I dug in my feet. “I want to talk now.”

Hayden stopped, his hand squeezed my gently. “I know this is important to you, but I don’t want to stand out here in the open and talk about it.” He lowered his voice. “We need to go somewhere private. Just trust me, Ember. You’re not going to want to be around people… after this.”

“All right,” I whispered, “but I don’t want to go back to the house.”

“Why? It’s the safest place to talk about this.”

I thought about the car. It had been too dark to tell, but it could’ve been one of the Porsches. “I don’t think so.”

Hayden made an exasperated sound. “Okay. There’s another place. We can go to the cabin.”

“How are we going to get there in the middle of the night and still hit curfew?”

“You just need to trust me, Ember.”

I did trust him. And I was probably stupid for doing so, especially when he’d followed me for years and I really didn’t know a lot about him. But it didn’t change that I felt safe around him. We didn’t speak until we got in the car. He took off his hat and tossed it into the backseat.

Hayden ran a hand through his hair, glancing at me and frowning. “What is all over you?” He reached over, picking a crushed leaf off my arm and shoulder. His gaze met mine. “Were you rolling around in the woods? Something you want to tell me?”

“I was lost.” I bit my lip, looking away. It seemed foolish to claim that it’d been on purpose. “I found the road and it was really dark. A car… almost hit me. I dove out of the way.”

He went incredibly still in the seat beside me. “Are you okay?”

“Yeah, it just scared me,” I swallowed hard. “I’m fine, though.”

“I’m going to kill Phoebe.”

My lips twitched. “Not before I do. Please?”

Hayden didn’t respond. We drove in silence, his hands clenching the steering wheel until his knuckles turned a ghostly white. I stared out the window, unable to quell the storm building inside me. I knew, beyond a doubt, that tonight would change everything.

* * *

We made it back to the house with time to spare. Cromwell had been waiting up, and I thought he looked seriously disappointed when he realized he couldn’t bust us for being late. It took everything in my power not to rush him and demand answers, but I’d promised Hayden that I’d let him explain before I went to Cromwell.

Like Hayden had instructed in the car, I went straight to my bedroom and changed into heavy sweats and a hoodie. I put the boots back on even though I looked like a hot mess, but I figured the walk would be a cold one.

My stomach twisted and churned the entire time I waited for him. That wasn’t an accident. Those words cut through me. I couldn’t sit still and when I stood, dizziness and nausea swamped me. In the midst of all of this, Kurt’s words came back to haunt me, as if he’d known something would happen that would irrevocably change everything. Don’t do anything you’ll regret.
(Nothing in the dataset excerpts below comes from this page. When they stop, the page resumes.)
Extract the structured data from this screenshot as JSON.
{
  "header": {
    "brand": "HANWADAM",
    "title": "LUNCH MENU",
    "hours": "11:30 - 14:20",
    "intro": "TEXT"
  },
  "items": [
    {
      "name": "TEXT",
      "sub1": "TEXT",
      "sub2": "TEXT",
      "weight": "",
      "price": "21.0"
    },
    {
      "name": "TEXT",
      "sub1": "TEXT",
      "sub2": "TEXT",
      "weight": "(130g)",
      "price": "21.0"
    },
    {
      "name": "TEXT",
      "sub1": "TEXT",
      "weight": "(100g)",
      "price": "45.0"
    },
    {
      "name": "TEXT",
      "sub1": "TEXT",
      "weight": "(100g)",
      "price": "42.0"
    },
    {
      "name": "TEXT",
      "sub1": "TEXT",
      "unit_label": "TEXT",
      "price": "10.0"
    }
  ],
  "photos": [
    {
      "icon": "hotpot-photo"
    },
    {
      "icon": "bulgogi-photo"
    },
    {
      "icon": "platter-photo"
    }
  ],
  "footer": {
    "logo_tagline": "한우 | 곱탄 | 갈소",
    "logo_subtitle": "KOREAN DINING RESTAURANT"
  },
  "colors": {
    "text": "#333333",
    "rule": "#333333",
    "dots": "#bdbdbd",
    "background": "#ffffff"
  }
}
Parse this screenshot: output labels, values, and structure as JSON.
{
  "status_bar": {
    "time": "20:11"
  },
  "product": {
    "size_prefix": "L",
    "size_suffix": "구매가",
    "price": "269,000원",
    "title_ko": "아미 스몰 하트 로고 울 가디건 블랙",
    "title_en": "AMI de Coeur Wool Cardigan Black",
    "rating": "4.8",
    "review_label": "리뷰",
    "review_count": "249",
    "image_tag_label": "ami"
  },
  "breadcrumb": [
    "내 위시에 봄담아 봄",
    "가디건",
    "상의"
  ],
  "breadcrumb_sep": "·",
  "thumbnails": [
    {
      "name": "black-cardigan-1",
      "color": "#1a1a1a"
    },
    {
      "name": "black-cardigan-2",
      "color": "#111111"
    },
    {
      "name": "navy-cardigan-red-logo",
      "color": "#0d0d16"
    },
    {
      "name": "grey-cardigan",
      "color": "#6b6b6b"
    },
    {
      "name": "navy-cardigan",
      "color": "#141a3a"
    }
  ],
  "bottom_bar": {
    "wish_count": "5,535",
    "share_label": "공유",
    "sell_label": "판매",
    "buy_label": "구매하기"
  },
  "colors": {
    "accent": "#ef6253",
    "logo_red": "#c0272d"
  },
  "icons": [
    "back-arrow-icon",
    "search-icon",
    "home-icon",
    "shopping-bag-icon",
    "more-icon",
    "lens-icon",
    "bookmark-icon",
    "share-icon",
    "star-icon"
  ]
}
Had he been the one driving the car?

As soon as that thought surfaced, I felt cold. There was no way to know whether it had been an accident or if someone had tried to run me down. And right now, I couldn’t focus on that—not when I was about to find out if the accident that’d killed my father and me hadn’t been an accident.

About an hour later, Hayden knocked softly on my door and I slipped the gloves back on. We snuck out of the silent house. Walking to the cabin in the dead of night wasn’t my idea of fun. Every snapping twig or moving shadow caused my heart to race.

“This is so creepy.” I scanned the surrounding dark for danger.

He grabbed my hand with his free one, giving it a little squeeze as the beam from his flashlight bounced over the terrain ahead. “Come on.”

I did feel better with his hand wrapped around mine. About halfway there, something crashed through the bushes behind us, and my hand clenched his. “What was that?”

“Just a deer.” By the time we arrived at the cabin, I’d about had five heart attacks and was already dreading the walk back. I waited by the table while Hayden drew the blinds closed and lit a few candles. Soft color glowed through the room.

Hayden slid past me, the scent of soap and fresh air momentarily enveloping me. I watched as he sat down on the edge of the bed. The cabin idea had been great back at the bonfire, but now I seriously wanted to kick myself.